Indeed, the rise of Alice Waters and Chez Panisse was a revolution, getting rid of cheese toppings, red sauces, Veal Oscar, and other well worn restaurant gourmet clichés, and replacing them with a simple but brilliant approach: source the highest quality ingredients and prepare them simply. She accomplished for food what other trailblazers have achieved in winemaking. Just as the best winemakers realize that great wine starts in the vineyard - without great grapes, you cannot make great wine; Water's realized that without great ingredients you cannot make a great meal. Waters was confident and focused. When her approach was criticized by an important French Chef who said: "Zhat is not cooking, zhat is shopping," Water's agreed, maintaining that shopping was more important than cooking.
One would hope that after thirty years, the Bay Area food scene would be ready to move on -- but this does not appear to be the case. Chef culture in the Bay Area is now a tradition-bound food religion with Alice Waters as High Priestess preaching the virtue of the unspoiled perfection of nature and warning against the dangers of technology--or sauces and foams.
There are some who are still innocent, and whose vision is unclouded by this orthodoxy. The food critic for the Wall Street Journal reviewed top restaurants around the country and declared of Chez Panisse that dining there was like eating at a "dinner party thrown by aging hippies with a really great vegetable garden." And now we have Daniel Patterson willing to stand up and complain.
I think he's a brave fellow. His article was met by immediate sniping and attacks, like this one at Le Blog de San Francisco.

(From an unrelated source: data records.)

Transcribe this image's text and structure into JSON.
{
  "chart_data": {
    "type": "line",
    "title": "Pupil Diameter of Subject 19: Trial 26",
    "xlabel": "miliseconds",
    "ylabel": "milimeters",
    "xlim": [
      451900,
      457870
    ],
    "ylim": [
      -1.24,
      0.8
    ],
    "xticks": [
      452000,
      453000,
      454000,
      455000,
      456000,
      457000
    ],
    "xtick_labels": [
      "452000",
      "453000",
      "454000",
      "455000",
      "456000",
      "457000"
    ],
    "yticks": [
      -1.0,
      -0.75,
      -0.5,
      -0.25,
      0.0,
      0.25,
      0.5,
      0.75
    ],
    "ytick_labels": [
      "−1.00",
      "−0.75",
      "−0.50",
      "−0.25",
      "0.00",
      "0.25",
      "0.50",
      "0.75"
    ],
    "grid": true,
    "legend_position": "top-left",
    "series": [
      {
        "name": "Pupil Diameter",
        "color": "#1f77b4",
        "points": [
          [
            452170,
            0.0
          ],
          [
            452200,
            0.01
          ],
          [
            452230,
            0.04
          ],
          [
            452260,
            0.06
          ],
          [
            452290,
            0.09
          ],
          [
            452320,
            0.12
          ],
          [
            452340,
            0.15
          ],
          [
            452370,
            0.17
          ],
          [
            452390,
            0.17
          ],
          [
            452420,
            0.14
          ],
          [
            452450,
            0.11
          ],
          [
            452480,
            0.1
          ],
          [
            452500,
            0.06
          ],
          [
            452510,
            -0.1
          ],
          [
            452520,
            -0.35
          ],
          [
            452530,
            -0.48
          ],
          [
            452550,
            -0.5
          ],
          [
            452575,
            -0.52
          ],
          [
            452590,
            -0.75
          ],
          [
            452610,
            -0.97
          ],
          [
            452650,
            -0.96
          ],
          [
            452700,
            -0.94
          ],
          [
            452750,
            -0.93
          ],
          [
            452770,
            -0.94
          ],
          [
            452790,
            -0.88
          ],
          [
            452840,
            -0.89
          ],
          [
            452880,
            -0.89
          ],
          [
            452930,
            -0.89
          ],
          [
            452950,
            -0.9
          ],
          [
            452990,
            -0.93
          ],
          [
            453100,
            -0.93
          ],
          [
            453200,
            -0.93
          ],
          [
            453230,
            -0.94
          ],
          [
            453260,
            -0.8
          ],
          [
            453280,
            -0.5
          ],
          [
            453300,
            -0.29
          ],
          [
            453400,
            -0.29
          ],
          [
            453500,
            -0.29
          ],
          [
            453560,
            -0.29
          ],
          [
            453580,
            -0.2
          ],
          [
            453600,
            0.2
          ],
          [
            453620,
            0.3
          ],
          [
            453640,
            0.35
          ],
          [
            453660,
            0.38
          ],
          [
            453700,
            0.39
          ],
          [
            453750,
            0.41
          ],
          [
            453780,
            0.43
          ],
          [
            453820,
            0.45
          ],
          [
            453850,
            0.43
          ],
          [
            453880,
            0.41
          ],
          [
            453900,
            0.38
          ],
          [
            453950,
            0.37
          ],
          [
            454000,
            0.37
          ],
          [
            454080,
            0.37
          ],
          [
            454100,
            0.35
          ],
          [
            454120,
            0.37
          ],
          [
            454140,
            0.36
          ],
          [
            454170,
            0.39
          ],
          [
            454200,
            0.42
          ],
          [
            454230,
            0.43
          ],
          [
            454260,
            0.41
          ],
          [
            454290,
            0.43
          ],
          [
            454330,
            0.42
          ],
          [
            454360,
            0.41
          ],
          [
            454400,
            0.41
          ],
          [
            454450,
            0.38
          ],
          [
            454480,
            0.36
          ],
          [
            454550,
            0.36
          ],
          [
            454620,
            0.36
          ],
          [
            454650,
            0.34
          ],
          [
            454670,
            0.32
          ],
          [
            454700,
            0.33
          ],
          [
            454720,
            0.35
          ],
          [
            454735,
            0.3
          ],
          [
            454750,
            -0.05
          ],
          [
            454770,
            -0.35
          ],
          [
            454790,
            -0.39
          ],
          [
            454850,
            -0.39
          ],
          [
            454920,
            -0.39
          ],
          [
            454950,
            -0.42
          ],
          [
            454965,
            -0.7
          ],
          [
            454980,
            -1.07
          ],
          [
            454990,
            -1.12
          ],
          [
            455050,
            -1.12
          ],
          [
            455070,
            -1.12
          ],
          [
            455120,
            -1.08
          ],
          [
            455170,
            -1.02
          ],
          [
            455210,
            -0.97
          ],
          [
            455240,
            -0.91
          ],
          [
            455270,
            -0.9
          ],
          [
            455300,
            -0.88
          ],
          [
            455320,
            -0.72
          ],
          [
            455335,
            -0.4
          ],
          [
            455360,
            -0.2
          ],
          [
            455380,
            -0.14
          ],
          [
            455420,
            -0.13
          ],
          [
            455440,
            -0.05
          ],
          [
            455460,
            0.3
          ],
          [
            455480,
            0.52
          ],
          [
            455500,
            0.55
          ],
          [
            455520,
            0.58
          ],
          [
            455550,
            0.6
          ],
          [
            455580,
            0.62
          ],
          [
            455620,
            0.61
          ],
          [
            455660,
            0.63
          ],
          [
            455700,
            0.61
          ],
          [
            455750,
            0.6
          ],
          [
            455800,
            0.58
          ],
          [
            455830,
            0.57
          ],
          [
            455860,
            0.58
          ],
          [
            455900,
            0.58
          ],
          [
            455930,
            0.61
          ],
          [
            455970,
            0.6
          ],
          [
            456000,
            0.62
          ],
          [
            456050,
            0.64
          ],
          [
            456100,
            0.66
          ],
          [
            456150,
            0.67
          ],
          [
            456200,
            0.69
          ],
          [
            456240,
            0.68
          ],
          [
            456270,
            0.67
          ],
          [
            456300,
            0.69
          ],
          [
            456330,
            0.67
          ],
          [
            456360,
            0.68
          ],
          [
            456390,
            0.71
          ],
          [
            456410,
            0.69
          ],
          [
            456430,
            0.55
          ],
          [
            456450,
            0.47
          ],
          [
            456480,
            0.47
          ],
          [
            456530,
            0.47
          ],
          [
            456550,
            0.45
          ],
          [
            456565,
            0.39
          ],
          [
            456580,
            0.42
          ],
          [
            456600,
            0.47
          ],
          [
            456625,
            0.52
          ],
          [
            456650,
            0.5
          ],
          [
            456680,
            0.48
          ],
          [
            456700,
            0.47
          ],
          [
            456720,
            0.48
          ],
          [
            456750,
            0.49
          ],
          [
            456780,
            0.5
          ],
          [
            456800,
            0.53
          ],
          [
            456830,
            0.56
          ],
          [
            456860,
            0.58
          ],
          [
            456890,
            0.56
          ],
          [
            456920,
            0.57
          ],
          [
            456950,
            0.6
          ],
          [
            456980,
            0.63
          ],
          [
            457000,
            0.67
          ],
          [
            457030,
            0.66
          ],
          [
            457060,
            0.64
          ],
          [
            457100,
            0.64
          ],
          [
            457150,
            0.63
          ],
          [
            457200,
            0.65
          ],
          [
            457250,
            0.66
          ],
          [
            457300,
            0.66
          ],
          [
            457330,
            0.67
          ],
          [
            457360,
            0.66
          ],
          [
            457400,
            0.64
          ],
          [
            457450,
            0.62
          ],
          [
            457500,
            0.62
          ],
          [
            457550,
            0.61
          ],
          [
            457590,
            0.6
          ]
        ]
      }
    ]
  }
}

His article has been attacked as a publicity stunt, and his short stint at Frisson has been mischaracterized. Patterson left Frisson because it quickly morphed into a bar/lounge scene. The owners decided that fine food was too expensive and a distraction to the liquor sales and the general scene. All the early reports I heard on Patterson's food at Frisson were positive, but most of them also commented on the clash with the venue. Do you think Thomas Keller would like to play second-fiddle to a cocktail lounge?
Frankly, I agree with Patterson. The Chez Panisse tradition is a straitjacket holding back culinary evolution here in the Bay Area. Alice Waters and the chefs she trained and influenced have become the tradition-bound lock-step establishment that Waters was rebelling against thirty years ago. They won that battle, but now they are sitting around eating heirloom tomatoes dusted with just the right amount of fleur de sel and congratulating one another.
It is no longer enough to source the finest quality ingredients and prepare them simply. We do not live in a pre-industrial agrarian paradise. Now everyone sources the best quality ingredients, but today's best Chefs also do some of that despised French Chef's "cooking." All art requires creativity and growth. When practiced at the highest levels, food is an art that requires skill and intellect as much as it requires the best raw materials.
Thank God the Bay Area has some chefs like Patterson, Ron Siegel, Thomas Keller, and David Kinch who are willing to build on "California Cuisine" and and start the journey towards something even better.